Vast stores of methane gas lie buried beneath the seafloor, yet little escapes from the sediments into the ocean and the atmosphere above. Geochemists have long suspected that methane-munching microbes gobble the gas before it can seep upward out of the ooze. But scientists had been at a loss to explain how a microorganism could consume methane where oxygen is in short supply, as it is in the sediments.
As it turns out, not one microbe but two probably work as a tag team to feed off the methane. A group of researchers studying methane-bearing sediments collected off the coast of Oregon has discovered aggregates of two fundamentally different microorganisms, which appear to be collaborating to consume the gas. Led by Antje Boetius, a microbiologist at the Max Planck Institute for Marine Microbiology in Bremen, Germany, the scientists report their findings in the Oct. 5 Nature.

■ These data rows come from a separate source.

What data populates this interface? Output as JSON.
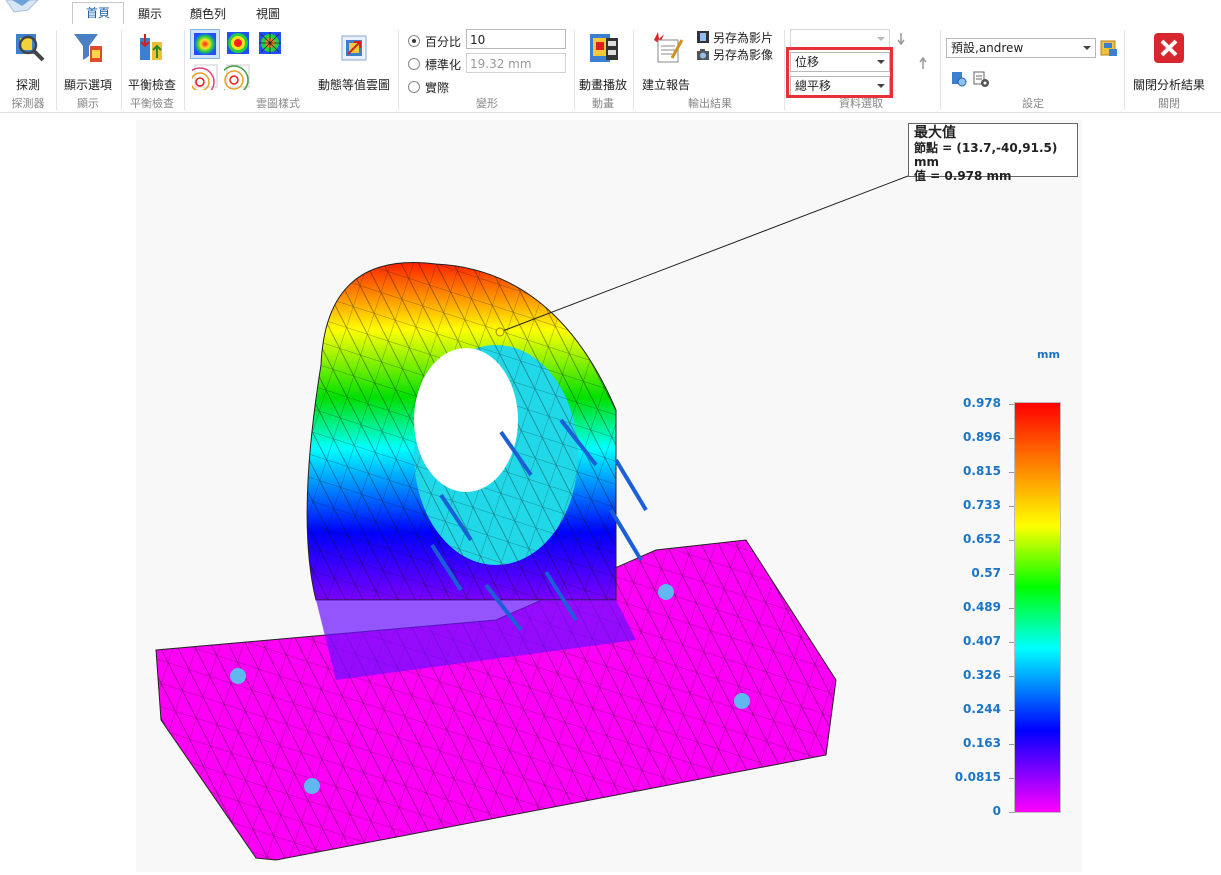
{
  "tabs": [
    "首頁",
    "顯示",
    "顏色列",
    "視圖"
  ],
  "active_tab": "首頁",
  "ribbon": {
    "probe": {
      "label": "探測",
      "group": "探測器"
    },
    "display": {
      "label": "顯示選項",
      "group": "顯示"
    },
    "balance": {
      "label": "平衡檢查",
      "group": "平衡檢查"
    },
    "contour": {
      "group": "雲圖樣式"
    },
    "dynamic": {
      "label": "動態等值雲圖"
    },
    "deformation": {
      "group": "變形",
      "options": [
        {
          "label": "百分比",
          "selected": true,
          "value": "10"
        },
        {
          "label": "標準化",
          "selected": false,
          "value": "19.32 mm"
        },
        {
          "label": "實際",
          "selected": false
        }
      ]
    },
    "animation": {
      "label": "動畫播放",
      "group": "動畫"
    },
    "report": {
      "label": "建立報告",
      "group": "輸出結果"
    },
    "save_video": "另存為影片",
    "save_image": "另存為影像",
    "data_selection": {
      "group": "資料選取",
      "top_combo": "",
      "result": "位移",
      "component": "總平移"
    },
    "settings": {
      "group": "設定",
      "profile": "預設,andrew"
    },
    "close": {
      "label": "關閉分析結果",
      "group": "關閉"
    }
  },
  "callout": {
    "title": "最大值",
    "node": "節點 = (13.7,-40,91.5) mm",
    "value": "值 = 0.978 mm"
  },
  "legend": {
    "unit": "mm",
    "values": [
      "0.978",
      "0.896",
      "0.815",
      "0.733",
      "0.652",
      "0.57",
      "0.489",
      "0.407",
      "0.326",
      "0.244",
      "0.163",
      "0.0815",
      "0"
    ],
    "colors": [
      "#ff0000",
      "#ff8000",
      "#ffff00",
      "#00ff00",
      "#00ffff",
      "#0000ff",
      "#ff00ff"
    ]
  }
}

Most methane in Earth’s atmosphere is produced in low-oxygen environments by a class of single-celled microbes known as archaea. However, in the presence of bacteria that use sulfate ions rather than oxygen to fuel their metabolism, some species of archaea can consume methane rather than produce it.
Boetius’ team found cell aggregates that typically had a core of about 100 methane-consuming archaea. This dense sphere of cells was fully or partially surrounded by a shell of about 200 sulfate-consuming bacteria. These cellular consortia measured on average, 3.2 micrometers across.
The highest concentration of the cellular clusters—more than 30 million per cubic centimeter—occurred within the top 5 cm of sediment. There, the concentration of sulfate ions from the ocean water and the rate at which the sulfate ions are consumed were also highest.
Edward F. DeLong, a microbiologist at the Monterey Bay Aquarium Research Institute in Moss Landing, Calif., says it’s likely that the bacteria in the outer shell use the sulfate ions in the shallow sediments to help them metabolize the organic compounds produced by the methane-consuming archaea.
DeLong says the tight clustering of the two microorganisms is “a solid piece of evidence” that the groups of cells have formed an intimate partnership enabling them to feed off the methane.